The group, which is sponsored by the Office of International Programs at Ole Miss, has raised over $500, with UM students sponsoring over 250 cranes.
Local Japanese school children have also contributed cranes of hope, and combined with Ole Miss students, the group already has over 1,000 cranes to send out.
The crane is a mystical creature in Japanese culture, and it is believed to live for 1,000 years.
The legend of
origami cranes, known as senbazuru in Japanese culture, says that if someone makes 1,000 cranes, that person’s wish for long life will come true.
The 1,000 Cranes of Hope will be set up outside the Student Union for the rest of the week between 11 a.m. to 1 p.m., and next week they will be set up at the Union from Tuesday through Friday at the same times.
For more information, contact Yamakawa at
nyamakaw@olemiss.edu.
The death toll from the disaster is now more than 11,000, with more than 16,000 still missing, according to Japanese officials.
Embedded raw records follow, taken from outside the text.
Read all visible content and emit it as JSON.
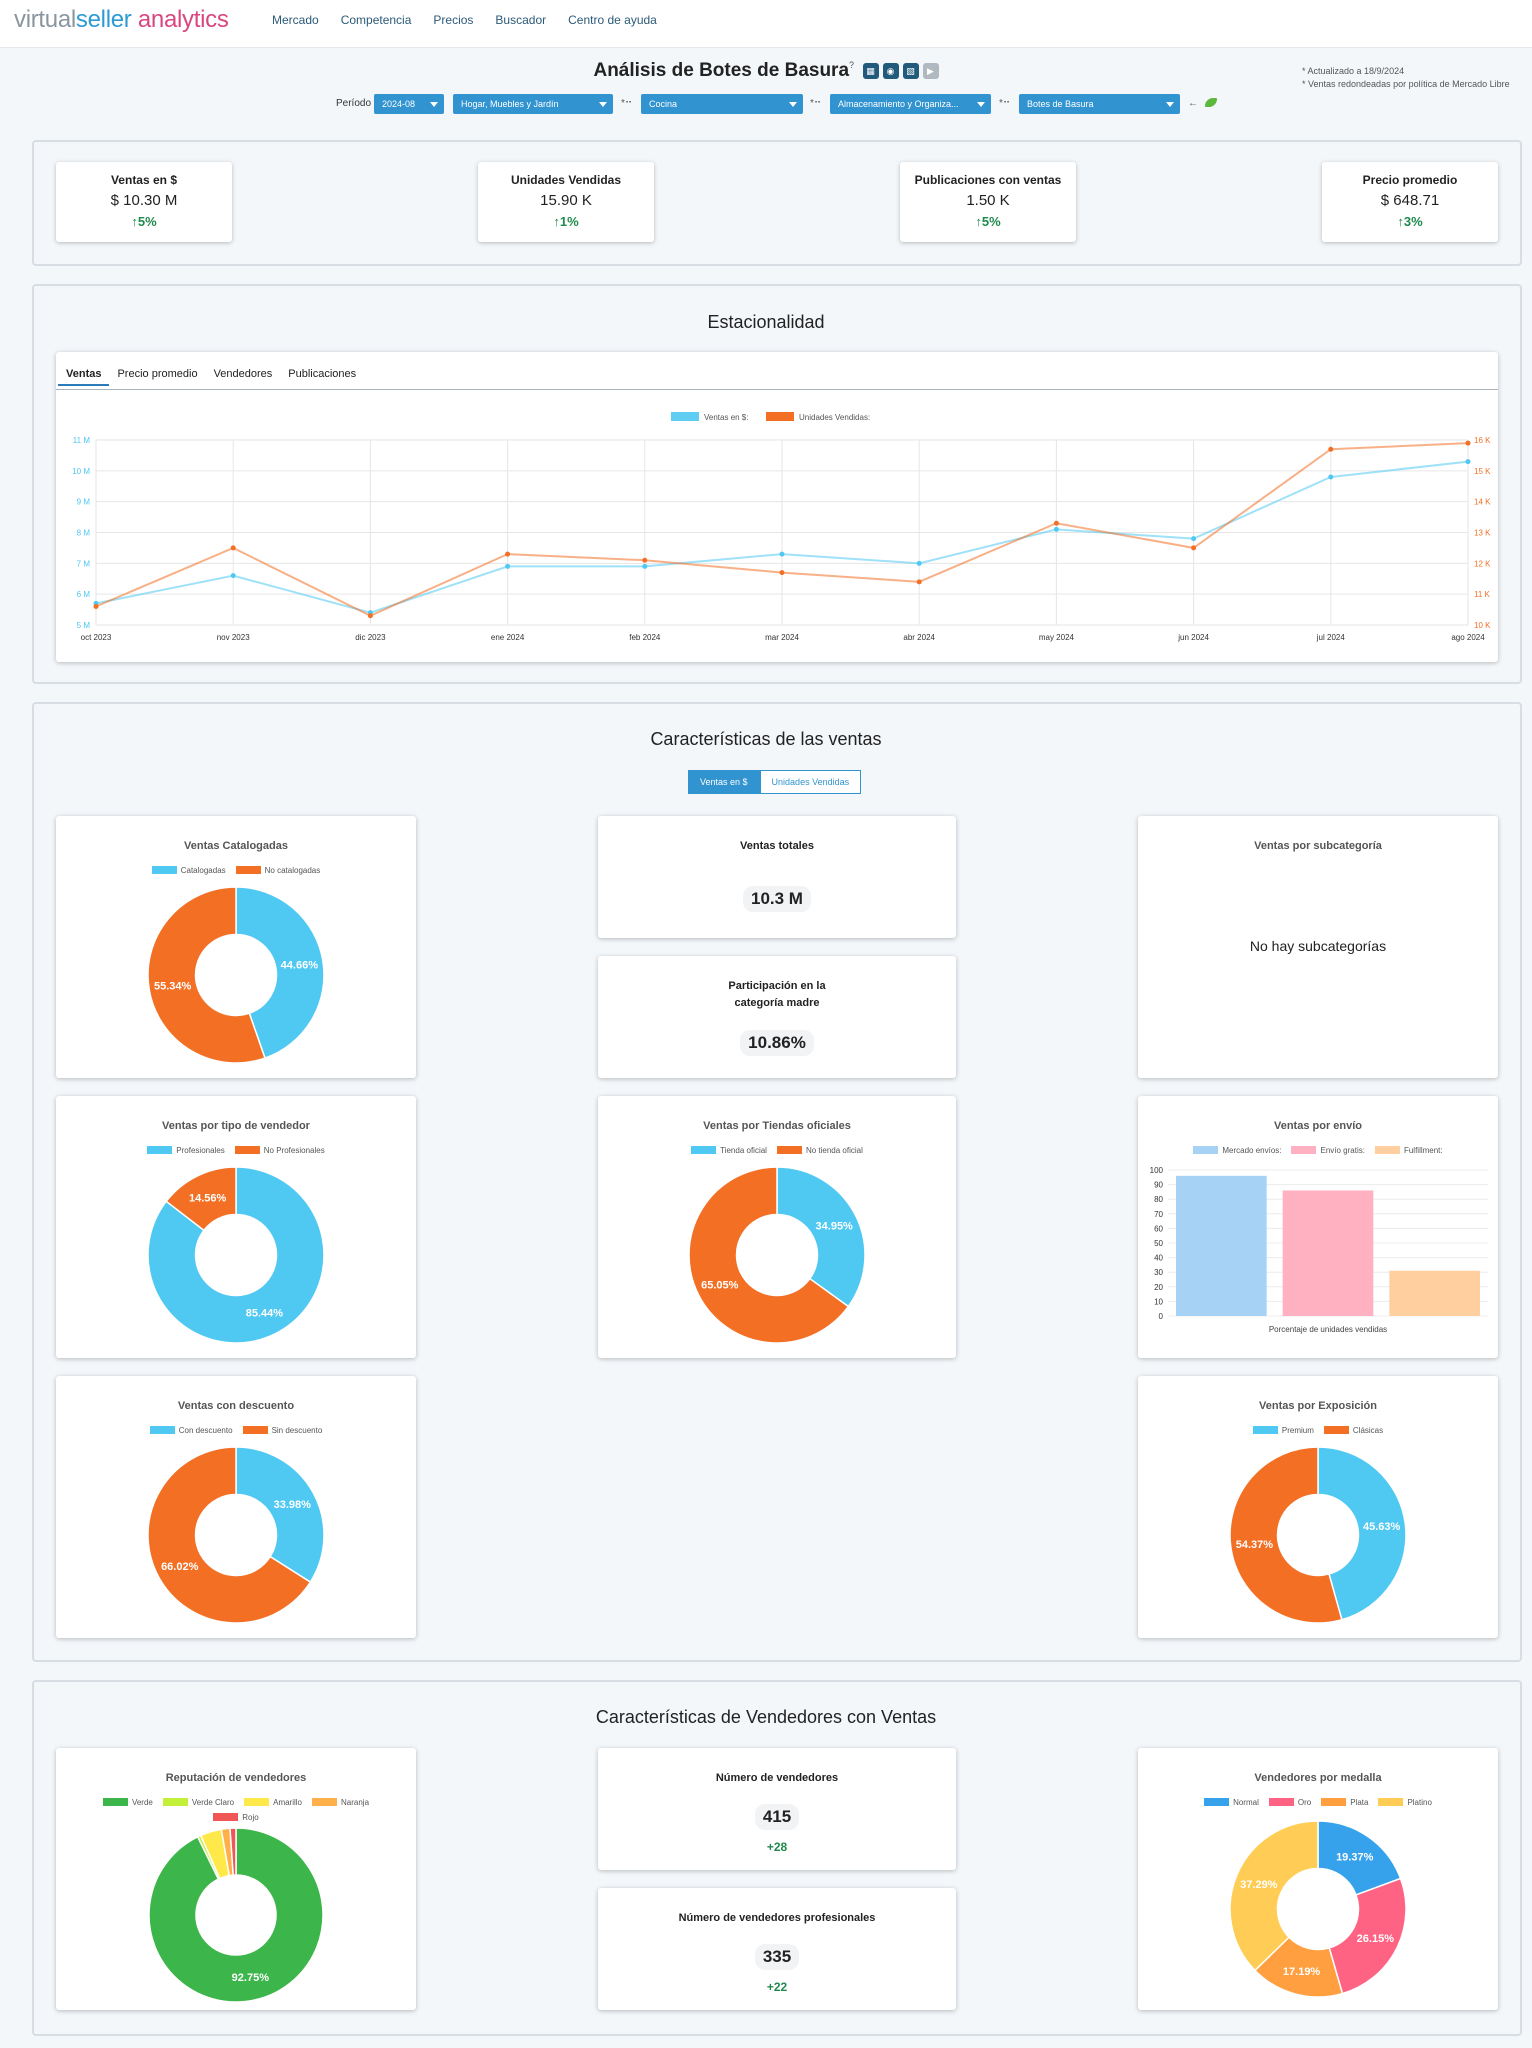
{
  "logo": {
    "part1": "virtual",
    "part2": "seller",
    "part3": " analytics"
  },
  "nav": [
    "Mercado",
    "Competencia",
    "Precios",
    "Buscador",
    "Centro de ayuda"
  ],
  "page": {
    "title": "Análisis de Botes de Basura",
    "info": "?",
    "notes": [
      "* Actualizado a 18/9/2024",
      "* Ventas redondeadas por política de Mercado Libre"
    ]
  },
  "filters": {
    "periodo_label": "Período",
    "periodo": "2024-08",
    "cat1": "Hogar, Muebles y Jardín",
    "cat2": "Cocina",
    "cat3": "Almacenamiento y Organiza...",
    "cat4": "Botes de Basura",
    "sep": "*⠒",
    "back": "←"
  },
  "kpis": [
    {
      "title": "Ventas en $",
      "value": "$ 10.30 M",
      "change": "↑5%"
    },
    {
      "title": "Unidades Vendidas",
      "value": "15.90 K",
      "change": "↑1%"
    },
    {
      "title": "Publicaciones con ventas",
      "value": "1.50 K",
      "change": "↑5%"
    },
    {
      "title": "Precio promedio",
      "value": "$ 648.71",
      "change": "↑3%"
    }
  ],
  "estacionalidad": {
    "title": "Estacionalidad",
    "tabs": [
      "Ventas",
      "Precio promedio",
      "Vendedores",
      "Publicaciones"
    ]
  },
  "chart_data": [
    {
      "type": "line",
      "title": "",
      "x": [
        "oct 2023",
        "nov 2023",
        "dic 2023",
        "ene 2024",
        "feb 2024",
        "mar 2024",
        "abr 2024",
        "may 2024",
        "jun 2024",
        "jul 2024",
        "ago 2024"
      ],
      "series": [
        {
          "name": "Ventas en $:",
          "axis": "left",
          "color": "#4fc8f2",
          "values": [
            5.7,
            6.6,
            5.4,
            6.9,
            6.9,
            7.3,
            7.0,
            8.1,
            7.8,
            9.8,
            10.3
          ]
        },
        {
          "name": "Unidades Vendidas:",
          "axis": "right",
          "color": "#f26f24",
          "values": [
            10.6,
            12.5,
            10.3,
            12.3,
            12.1,
            11.7,
            11.4,
            13.3,
            12.5,
            15.7,
            15.9
          ]
        }
      ],
      "ylim_left": [
        5,
        11
      ],
      "yticks_left": [
        "5 M",
        "6 M",
        "7 M",
        "8 M",
        "9 M",
        "10 M",
        "11 M"
      ],
      "ylim_right": [
        10,
        16
      ],
      "yticks_right": [
        "10 K",
        "11 K",
        "12 K",
        "13 K",
        "14 K",
        "15 K",
        "16 K"
      ],
      "legend": "top",
      "grid": true
    },
    {
      "type": "pie",
      "title": "Ventas Catalogadas",
      "labels": [
        "Catalogadas",
        "No catalogadas"
      ],
      "values": [
        44.66,
        55.34
      ],
      "colors": [
        "#4fc8f2",
        "#f26f24"
      ],
      "display": [
        "44.66%",
        "55.34%"
      ]
    },
    {
      "type": "pie",
      "title": "Ventas por tipo de vendedor",
      "labels": [
        "Profesionales",
        "No Profesionales"
      ],
      "values": [
        85.44,
        14.56
      ],
      "colors": [
        "#4fc8f2",
        "#f26f24"
      ],
      "display": [
        "85.44%",
        "14.56%"
      ]
    },
    {
      "type": "pie",
      "title": "Ventas por Tiendas oficiales",
      "labels": [
        "Tienda oficial",
        "No tienda oficial"
      ],
      "values": [
        34.95,
        65.05
      ],
      "colors": [
        "#4fc8f2",
        "#f26f24"
      ],
      "display": [
        "34.95%",
        "65.05%"
      ]
    },
    {
      "type": "bar",
      "title": "Ventas por envío",
      "categories": [
        "Mercado envíos:",
        "Envío gratis:",
        "Fulfillment:"
      ],
      "values": [
        96,
        86,
        31
      ],
      "colors": [
        "#a6d3f5",
        "#ffb1c1",
        "#ffcf9f"
      ],
      "ylim": [
        0,
        100
      ],
      "yticks": [
        0,
        10,
        20,
        30,
        40,
        50,
        60,
        70,
        80,
        90,
        100
      ],
      "xlabel": "Porcentaje de unidades vendidas"
    },
    {
      "type": "pie",
      "title": "Ventas con descuento",
      "labels": [
        "Con descuento",
        "Sin descuento"
      ],
      "values": [
        33.98,
        66.02
      ],
      "colors": [
        "#4fc8f2",
        "#f26f24"
      ],
      "display": [
        "33.98%",
        "66.02%"
      ]
    },
    {
      "type": "pie",
      "title": "Ventas por Exposición",
      "labels": [
        "Premium",
        "Clásicas"
      ],
      "values": [
        45.63,
        54.37
      ],
      "colors": [
        "#4fc8f2",
        "#f26f24"
      ],
      "display": [
        "45.63%",
        "54.37%"
      ]
    },
    {
      "type": "pie",
      "title": "Reputación de vendedores",
      "labels": [
        "Verde",
        "Verde Claro",
        "Amarillo",
        "Naranja",
        "Rojo"
      ],
      "values": [
        92.75,
        0.6,
        3.95,
        1.6,
        1.1
      ],
      "colors": [
        "#3cb54a",
        "#c5f03a",
        "#ffe94a",
        "#ffb04a",
        "#f05656"
      ],
      "display": [
        "92.75%",
        "",
        "",
        "",
        ""
      ]
    },
    {
      "type": "pie",
      "title": "Vendedores por medalla",
      "labels": [
        "Normal",
        "Oro",
        "Plata",
        "Platino"
      ],
      "values": [
        19.37,
        26.15,
        17.19,
        37.29
      ],
      "colors": [
        "#36a2eb",
        "#ff6384",
        "#ff9f40",
        "#ffcd56"
      ],
      "display": [
        "19.37%",
        "26.15%",
        "17.19%",
        "37.29%"
      ]
    }
  ],
  "caracteristicas": {
    "title": "Características de las ventas",
    "toggle_on": "Ventas en $",
    "toggle_off": "Unidades Vendidas",
    "totales": {
      "title": "Ventas totales",
      "value": "10.3 M"
    },
    "participacion": {
      "title1": "Participación en la",
      "title2": "categoría madre",
      "value": "10.86%"
    },
    "subcat": {
      "title": "Ventas por subcategoría",
      "msg": "No hay subcategorías"
    }
  },
  "vendedores": {
    "title": "Características de Vendedores con Ventas",
    "num": {
      "title": "Número de vendedores",
      "value": "415",
      "delta": "+28"
    },
    "prof": {
      "title": "Número de vendedores profesionales",
      "value": "335",
      "delta": "+22"
    }
  }
}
In traditional Japanese culture, dead bodies are cremated, but the Miyagi and Iwate prefectures have begun to bury bodies due to crematoriums being overwhelmed.
The Miyagi prefecture has begun to post information on over 2,000 bodies so that friends and families can possibly identify their loved ones.
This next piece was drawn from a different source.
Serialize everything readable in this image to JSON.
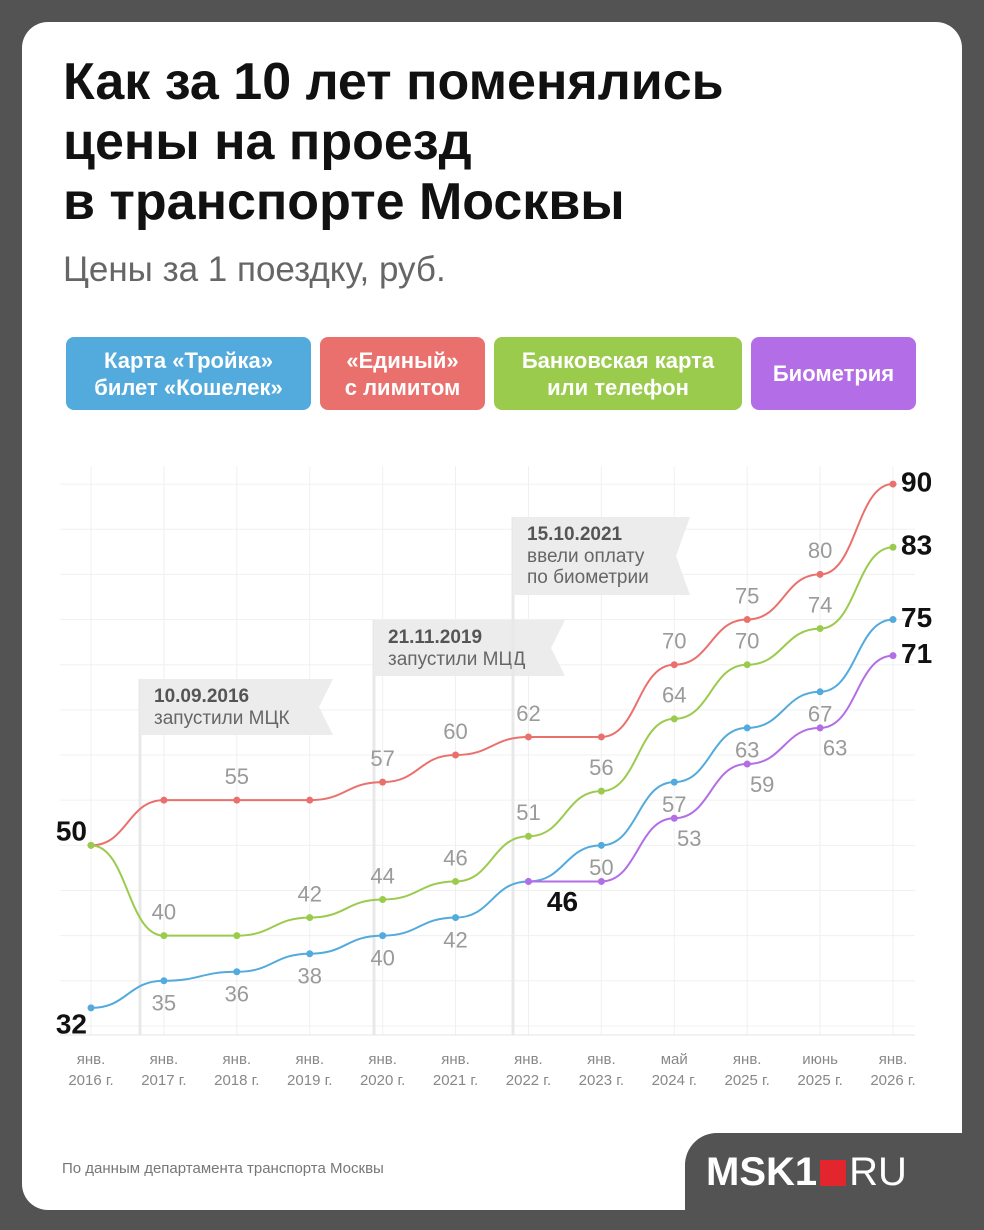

Greet Provoost, director of the Office of International Programs, issued a statement regarding the disaster in Japan.
“On March 11, all of us at the Office of International Programs woke up to the events in Japan with deep consternation and concern,” Provoost said in a statement.
“An immediate call-out to our Japanese students and scholars here on campus helped us to affirm that their families and friends were — considering the circumstances — safe, and to reinforce that the OIP is available to assist the international community on campus in all ways it can.”
Provoost said OIP is behind Mississippi Origami Cranes of Hope.
“OIP extends its deepest concern for all the Japanese people as they grapple with the crises posed by the earthquake, tsunami and the radioactive threat,” he said.
“We also uphold our deepest respect and awe for their collective power of patience and perseverance, orderliness and harmony, endurance and discipline.”
The Japanese government reported that the damages have so far totaled
over $300 million, with the expected amount of total damages to reach upward of $275 billion.
Several nuclear plants were also damaged by the disaster, and recently Japanese officials at the International Atomic Energy Agency have discovered radioactive iodine–131 and cesium–137 in seawater samples taken less than 30 km from land.
In an attempt to cool some of the nuclear reactors, Japanese scientists used local seawater, and officials said some of that water may have been put back into the sea.
The IAEA also reported that three people working on the plant after the disaster had been exposed to elevated levels of radiation.
Two of the workers were actually taken to the hospital with severely contaminated feet.
Quake experts say that recent earthquakes have come along the Pacific Ring of Fire, the area in the Pacific with the most active earthquakes and volcanoes, and that next would likely be near San Francisco.